Newspapers seemed like the best place to start. A weekly summation of the history of Buffalo Springs and Benteen County was what he needed. Fortunately, Louis Henry Silverstein had been proud of his
Times
. They were gathered and bound, in leather, no less, on one of the most prominent shelves not far from the front door.

Silverstein hadn't arrived in Benteen County until the mid-sixties. January of 1966 was when The Times began. He wrote with an urbane wit that made Doc wish their days had overlapped, but had him wondering who Silverstein thought his audience was. The man must have written to please himself, then trusted, since there was no other local news source, he would command readership by default.

The first issue contained a prescient editorial about America's commitment to winning a war in Vietnam. It was like stepping into a time machine. Doc wondered what sort of reaction Silverstein had gotten in this hotbed of compassionate fascism. The next issue contained angry letters to the editor, and markedly less advertising. That answered Doc's question. Silverstein devoted more space to local matters after that, though occasionally the editor sounded off on the thorny issues that divided America in the days of flower power and Communist threat.

Doc got lucky because the 1973 volume was shelved out of order. He found what he was looking for because the paper thinned for several issues thereafter as businesses pulled their ads again.

The piece that had offended local merchants was an interview with a young woman. She claimed to be Southern Cheyenne. She called herself Brenda Stars-at-Night. Or maybe Silverstein invented the punning alias to protect her. She was on the way from Oklahoma to South Dakota, transporting guns and ammunition. She was part of a war party, or a relief column, bound for the standoff at Wounded Knee. The situation threatened to boil over into a second massacre if the army of federal and local law enforcement surrounding the place had their way.

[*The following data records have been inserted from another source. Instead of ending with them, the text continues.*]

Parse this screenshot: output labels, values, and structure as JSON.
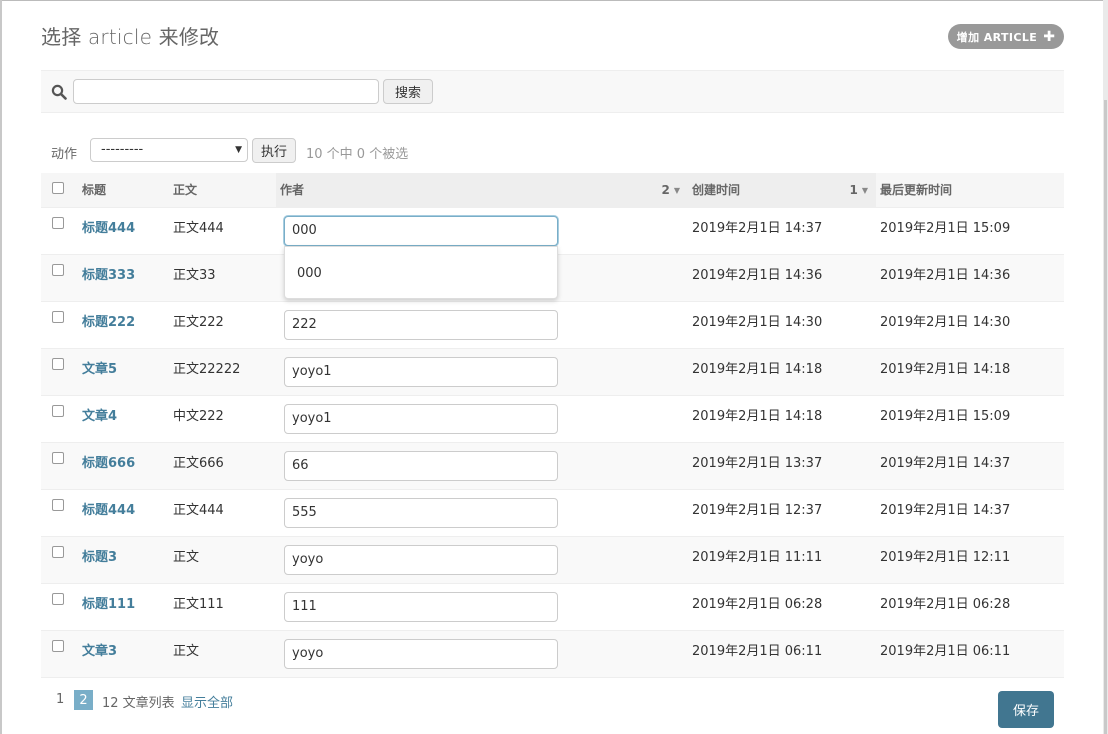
{
  "page": {
    "title": "选择 article 来修改",
    "add_button": "增加 ARTICLE"
  },
  "search": {
    "value": "",
    "button": "搜索"
  },
  "actions": {
    "label": "动作",
    "selected": "---------",
    "run_button": "执行",
    "counter": "10 个中 0 个被选"
  },
  "table": {
    "headers": {
      "title": "标题",
      "body": "正文",
      "author": "作者",
      "author_sort_rank": "2",
      "created": "创建时间",
      "created_sort_rank": "1",
      "updated": "最后更新时间"
    },
    "rows": [
      {
        "title": "标题444",
        "body": "正文444",
        "author": "000",
        "created": "2019年2月1日 14:37",
        "updated": "2019年2月1日 15:09"
      },
      {
        "title": "标题333",
        "body": "正文33",
        "author": "",
        "created": "2019年2月1日 14:36",
        "updated": "2019年2月1日 14:36"
      },
      {
        "title": "标题222",
        "body": "正文222",
        "author": "222",
        "created": "2019年2月1日 14:30",
        "updated": "2019年2月1日 14:30"
      },
      {
        "title": "文章5",
        "body": "正文22222",
        "author": "yoyo1",
        "created": "2019年2月1日 14:18",
        "updated": "2019年2月1日 14:18"
      },
      {
        "title": "文章4",
        "body": "中文222",
        "author": "yoyo1",
        "created": "2019年2月1日 14:18",
        "updated": "2019年2月1日 15:09"
      },
      {
        "title": "标题666",
        "body": "正文666",
        "author": "66",
        "created": "2019年2月1日 13:37",
        "updated": "2019年2月1日 14:37"
      },
      {
        "title": "标题444",
        "body": "正文444",
        "author": "555",
        "created": "2019年2月1日 12:37",
        "updated": "2019年2月1日 14:37"
      },
      {
        "title": "标题3",
        "body": "正文",
        "author": "yoyo",
        "created": "2019年2月1日 11:11",
        "updated": "2019年2月1日 12:11"
      },
      {
        "title": "标题111",
        "body": "正文111",
        "author": "111",
        "created": "2019年2月1日 06:28",
        "updated": "2019年2月1日 06:28"
      },
      {
        "title": "文章3",
        "body": "正文",
        "author": "yoyo",
        "created": "2019年2月1日 06:11",
        "updated": "2019年2月1日 06:11"
      }
    ]
  },
  "autocomplete": {
    "options": [
      "000"
    ]
  },
  "pagination": {
    "pages": [
      "1",
      "2"
    ],
    "current": "2",
    "count_text": "12 文章列表",
    "show_all": "显示全部"
  },
  "save_button": "保存",
  "icons": {
    "search": "search-icon",
    "add": "plus-icon",
    "sort_desc": "caret-down-icon"
  },
  "colors": {
    "link": "#447e9b",
    "accent": "#79aec8",
    "save": "#417690",
    "add_button": "#999999"
  }
}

Silverstein described her as a most unlikely warrior. She was young and delicate, and very pregnant. Those factors combined to make her journey more poignant. The Great Plains once belonged to the Lakota, the Cheyenne, and other tribes, she said. Then the white men came.

Her people's traditional allies were threatened by modern Custers. She and her companions would go stand with them. They would arm their brothers and resist the white man's latest efforts to wipe them from the face of the earth.

Doc remembered the rise of the American Indian Movement and the series of battles fought on the Pine Ridge Reservation in the seventies. Some lives were lost. Some ethnic pride revived. And some members of AIM were still in prison for the events that followed.

By itself, that article was troubling enough. It placed a pregnant Cheyenne girl in Benteen County, and Mad Dog was convinced that the fetal skull he'd found on the Irons farm was Cheyenne. But what made it chilling was the story in the next issue.

TRUCK EXPLOSION ROCKS COUNTY
! It was a bolder headline than usual.

A few minutes after midnight, on an otherwise peaceful evening, a pickup truck and camper had exploded in a field near a stream on the west side of the Irons farm. The chief of the Benteen County Volunteer Fire Company said the truck was carrying a large quantity of gasoline. The occupants had paused for a visit at the Irons' property because the driver was Ezekiel Hornbaker, estranged husband of Becky Hornbaker, who lived there with her brother and her son. Cause of the fire was uncertain, but an unusual winter storm had produced both snow and lightning. It was thought an unfortunate bolt had hit the truck and ignited its contents. That seemed unlikely to Doc, and from the tone of the piece, it had seemed unlikely to Silverstein. His article concluded with ill-defined concerns for the Cheyenne girl and her companions. All of them were safely gone though, or so said Tommie Irons. Their truck had broken down and they'd borrowed his car. They'd left days ago.